I knew I knew the name Catherine Mayer from somewhere; she co-founded the Women's Equality Party in the UK, and has been a prolific journalist. She was also married to Andy Gill of Gang of Four fame, until his death in 2020. This leads into the other part of the book; Dory's inner life. This felt oddly memoirish until I took a few minutes to look up the author online; then everything clicked into place - and I loved the book even more. Dory is the author, but also not. She's an avatar for her grief. 2020 was a strange, terrible and surreal year for *everyone*; the author maybe more than most of us, as both her mother and spouse died. Having experienced profound losses both drawn out and expected, and a whirlwind of shock and horror, this book has been a salve for both those wounds.
In the past year or so, I've read a number of contemporary books that acknowledge the COVID pandemic, but this is the first that really examines the emotional impact and lasting trauma of it all.

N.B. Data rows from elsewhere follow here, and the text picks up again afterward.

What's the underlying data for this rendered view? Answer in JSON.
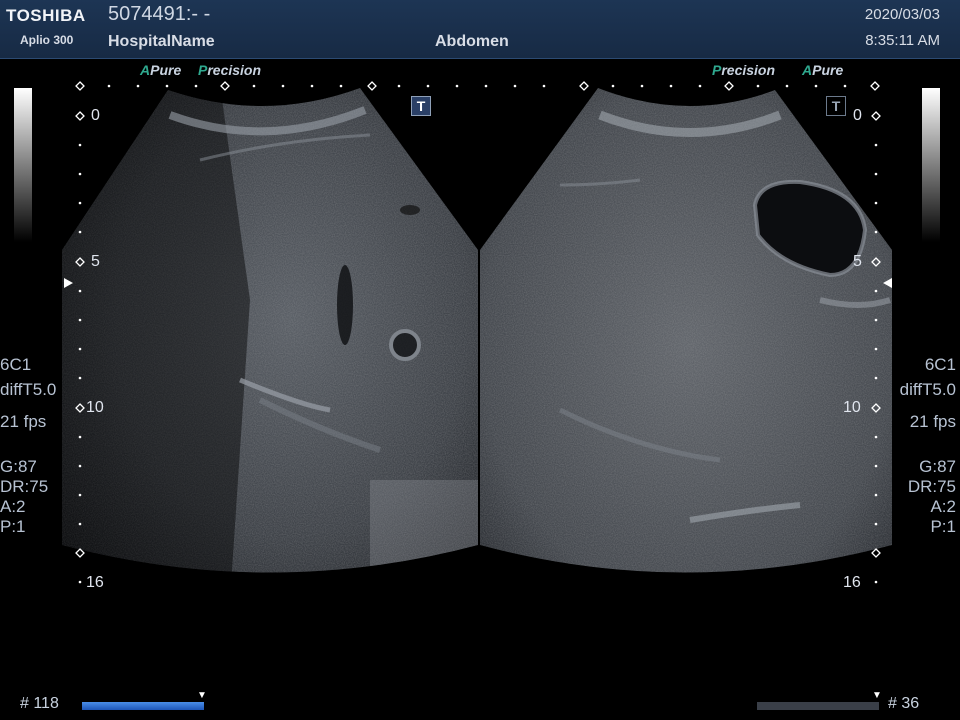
{
  "header": {
    "brand": "TOSHIBA",
    "model": "Aplio 300",
    "patient_id": "5074491:- -",
    "hospital": "HospitalName",
    "exam": "Abdomen",
    "date": "2020/03/03",
    "time": "8:35:11 AM"
  },
  "labels": {
    "left_tag_a": "A",
    "left_tag_pure": "Pure",
    "left_tag_p": "P",
    "left_tag_recision": "recision",
    "right_tag_p": "P",
    "right_tag_recision": "recision",
    "right_tag_a": "A",
    "right_tag_pure": "Pure",
    "t_icon": "T"
  },
  "depth_scale": {
    "d0": "0",
    "d5": "5",
    "d10": "10",
    "d16": "16"
  },
  "left_panel": {
    "probe": "6C1",
    "filter": "diffT5.0",
    "fps": "21 fps",
    "gain": "G:87",
    "dynamic_range": "DR:75",
    "a": "A:2",
    "p": "P:1"
  },
  "right_panel": {
    "probe": "6C1",
    "filter": "diffT5.0",
    "fps": "21 fps",
    "gain": "G:87",
    "dynamic_range": "DR:75",
    "a": "A:2",
    "p": "P:1"
  },
  "footer": {
    "left_frame": "# 118",
    "right_frame": "# 36",
    "left_progress": 1.0,
    "right_progress": 1.0
  },
  "colors": {
    "header_bg": "#1d3554",
    "accent_teal": "#2fa98f",
    "bar_blue": "#2f6fd0"
  }
}
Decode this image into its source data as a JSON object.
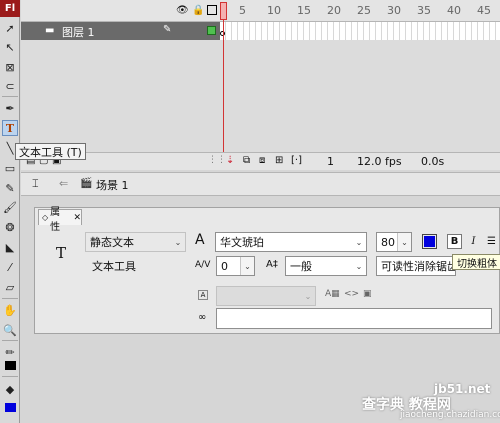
{
  "app": {
    "logo_text": "Fl"
  },
  "tools_tooltip": "文本工具 (T)",
  "timeline": {
    "ruler_numbers": [
      "5",
      "10",
      "15",
      "20",
      "25",
      "30",
      "35",
      "40",
      "45"
    ],
    "layer_name": "图层 1",
    "current_frame": "1",
    "fps": "12.0 fps",
    "elapsed": "0.0s"
  },
  "scene": {
    "label": "场景 1"
  },
  "properties": {
    "tab_label": "属性",
    "tool_name": "文本工具",
    "text_type": "静态文本",
    "font_family": "华文琥珀",
    "font_size": "80",
    "letter_spacing": "0",
    "baseline": "一般",
    "anti_alias": "可读性消除锯齿",
    "bold_label": "B",
    "italic_label": "I",
    "link_value": ""
  },
  "bold_tooltip": "切换粗体",
  "colors": {
    "text_color": "#0000dd",
    "accent": "#9b1b1b"
  },
  "watermark": {
    "site": "jb51.net",
    "line": "查字典 教程网",
    "url": "jiaocheng.chazidian.com"
  }
}
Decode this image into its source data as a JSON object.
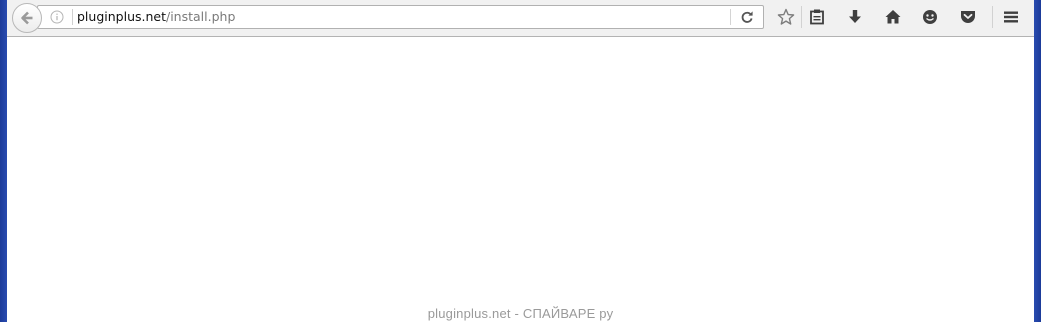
{
  "address_bar": {
    "domain": "pluginplus.net",
    "path": "/install.php"
  },
  "toolbar": {
    "icons": [
      "back-arrow-icon",
      "info-icon",
      "reload-icon",
      "bookmark-star-icon",
      "reading-list-icon",
      "download-icon",
      "home-icon",
      "hello-icon",
      "pocket-icon",
      "menu-icon"
    ]
  },
  "watermark": {
    "text": "pluginplus.net - СПАЙВАРЕ ру"
  },
  "colors": {
    "desktop": "#2a4db3",
    "toolbar": "#f1f1f1",
    "icon": "#4a4a4a",
    "icon_disabled": "#9a9a9a",
    "watermark": "#9a9a9a"
  }
}
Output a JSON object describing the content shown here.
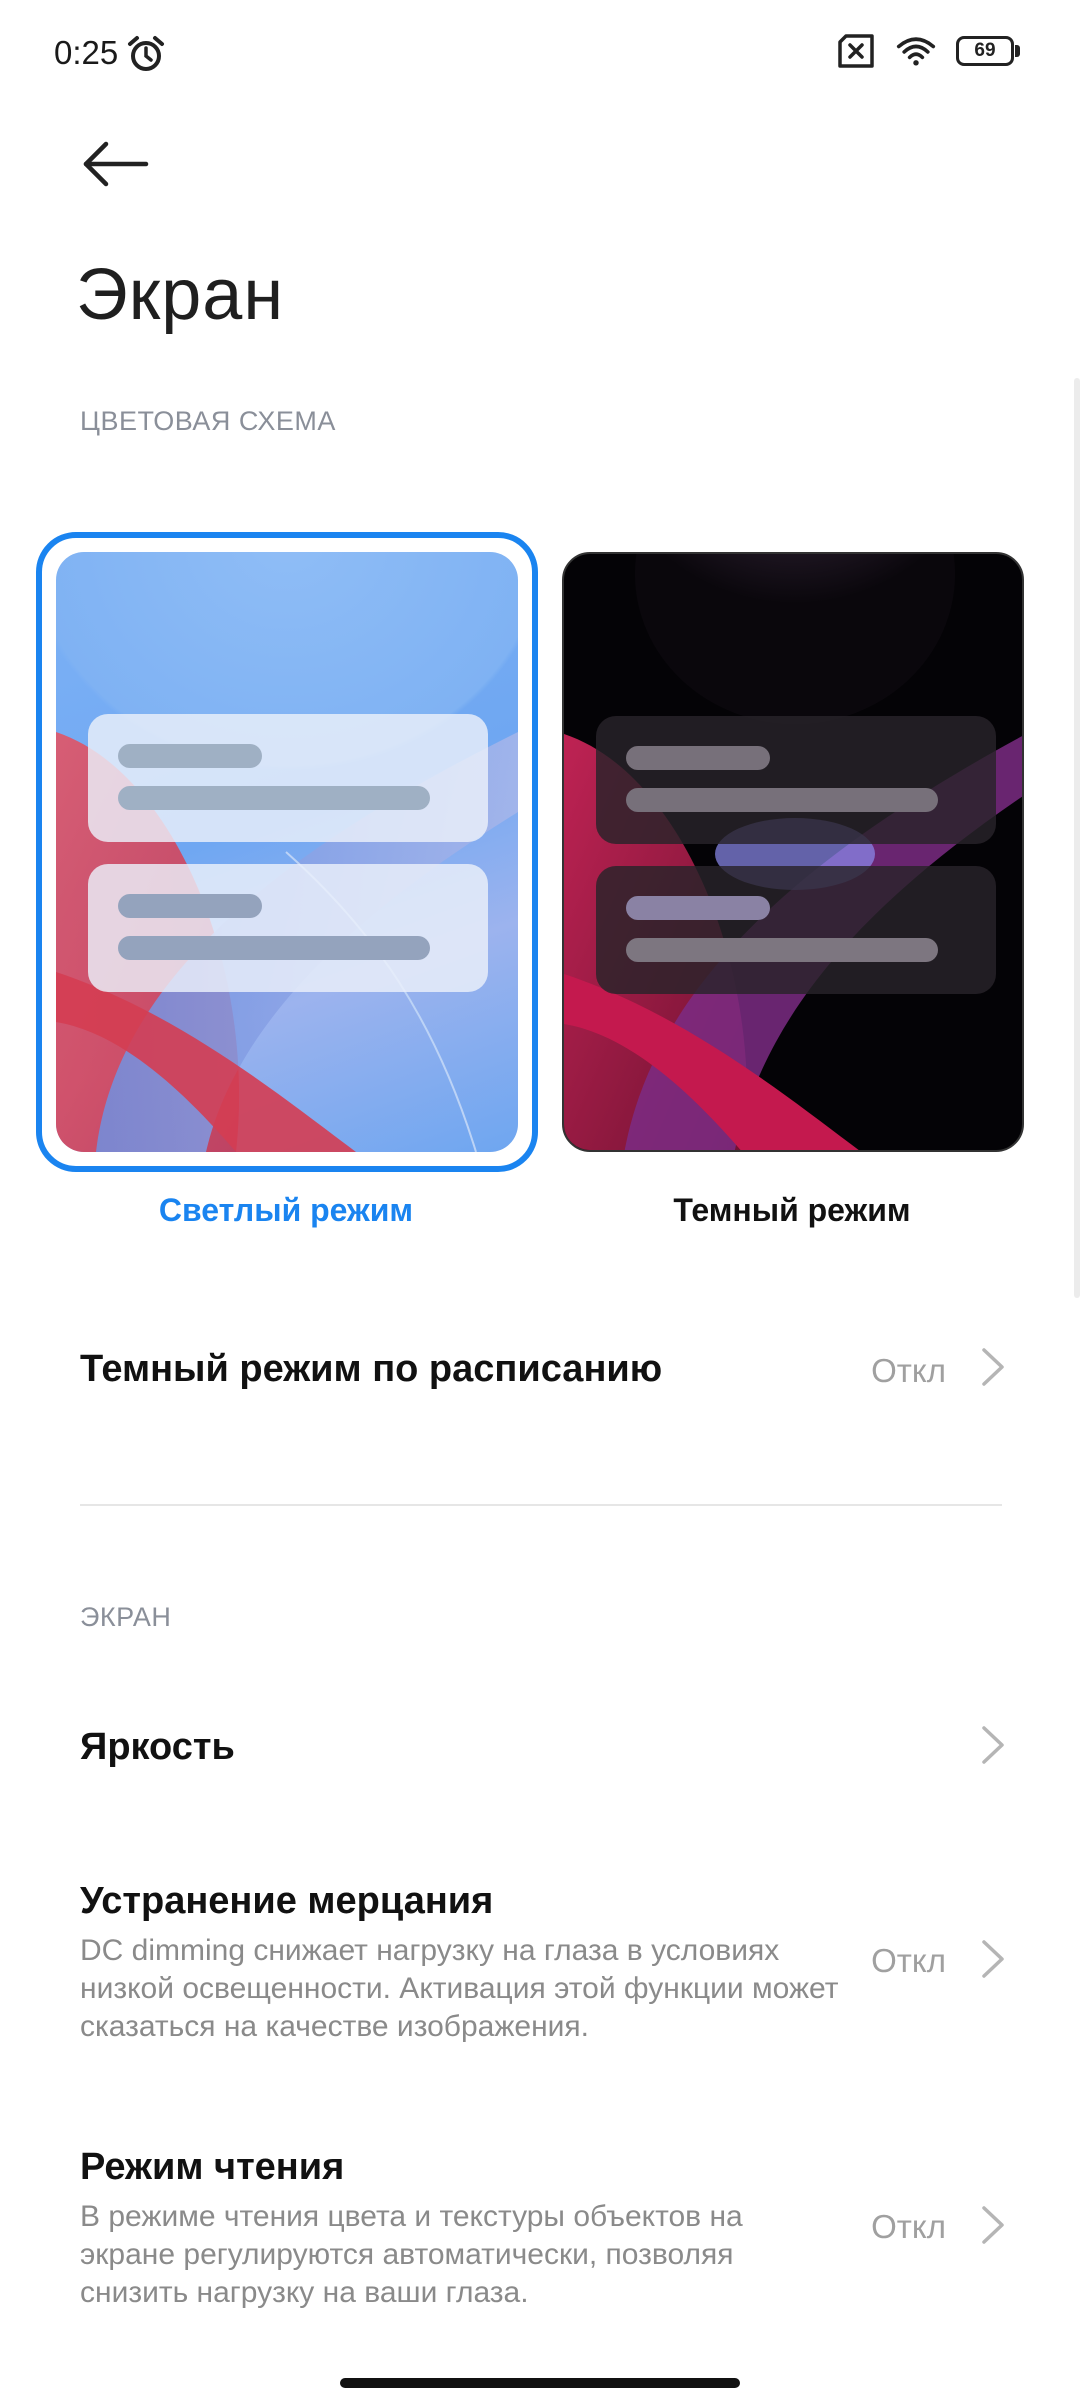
{
  "status_bar": {
    "time": "0:25",
    "battery": "69",
    "icons": [
      "alarm-icon",
      "no-sim-icon",
      "wifi-icon",
      "battery-icon"
    ]
  },
  "header": {
    "title": "Экран",
    "back_icon": "back-arrow-icon"
  },
  "color_scheme": {
    "section_label": "ЦВЕТОВАЯ СХЕМА",
    "modes": [
      {
        "label": "Светлый режим",
        "selected": true
      },
      {
        "label": "Темный режим",
        "selected": false
      }
    ],
    "accent_color": "#1a84f0"
  },
  "schedule_row": {
    "title": "Темный режим по расписанию",
    "value": "Откл"
  },
  "screen_section": {
    "section_label": "ЭКРАН",
    "items": [
      {
        "title": "Яркость",
        "description": "",
        "value": ""
      },
      {
        "title": "Устранение мерцания",
        "description": "DC dimming снижает нагрузку на глаза в условиях низкой освещенности. Активация этой функции может сказаться на качестве изображения.",
        "value": "Откл"
      },
      {
        "title": "Режим чтения",
        "description": "В режиме чтения цвета и текстуры объектов на экране регулируются автоматически, позволяя снизить нагрузку на ваши глаза.",
        "value": "Откл"
      }
    ]
  }
}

Yes, lockdowns were stifling and boring for people (I'm disabled, so staying home all week wasn't that different to my Before) but the rush to move on and forget about everything that happened means forgetting about the victims who died and the victims who lived - the people who lost loved ones, and the people with Long COVID. So many people sacrificed their futures to try to help our world keep turning, and to aid and comfort the people who were dying. In our rush to get back to "normal" these people are trampled.
I'm meandering; so many words to say: read this book. It might not be for everyone, but if it's for you you will be transported, you will feel a lot of emotions (you might cry) and you will feel changed and renewed.

I struggled through this title, thinking it would come together or click for me along the way. The structure of the story was hard for me to follow, which affected my ability to connect. I did enjoy the narration!

Time/Life is a deeply personal sci-fi centred around a journalist's journey into the future and her subsequent reflections on the past. I found the story to be a good mix of sci-fi with more human feeling literary fiction elements. I particularly liked how Catherine Mayer's own personal experiences were skillfully interwoven throughout the book, making the protagonist's journey feel believable.
This may be due to listening to the audiobook version, but I found the changes in time to be slightly confusing for the first 50%. There were no clear indicators of when this was happening within chapters. However, the narration by Annie Aldington was fantastic, and I felt that the tone was captured well. I also loved the inclusion of a song that was co-written by the author that linked to both her own life and the story within the book. This was a lovely and personal touch.
Overall, I enjoyed Time/Life and its use of time travel as a starting point for a moving story of love and loss.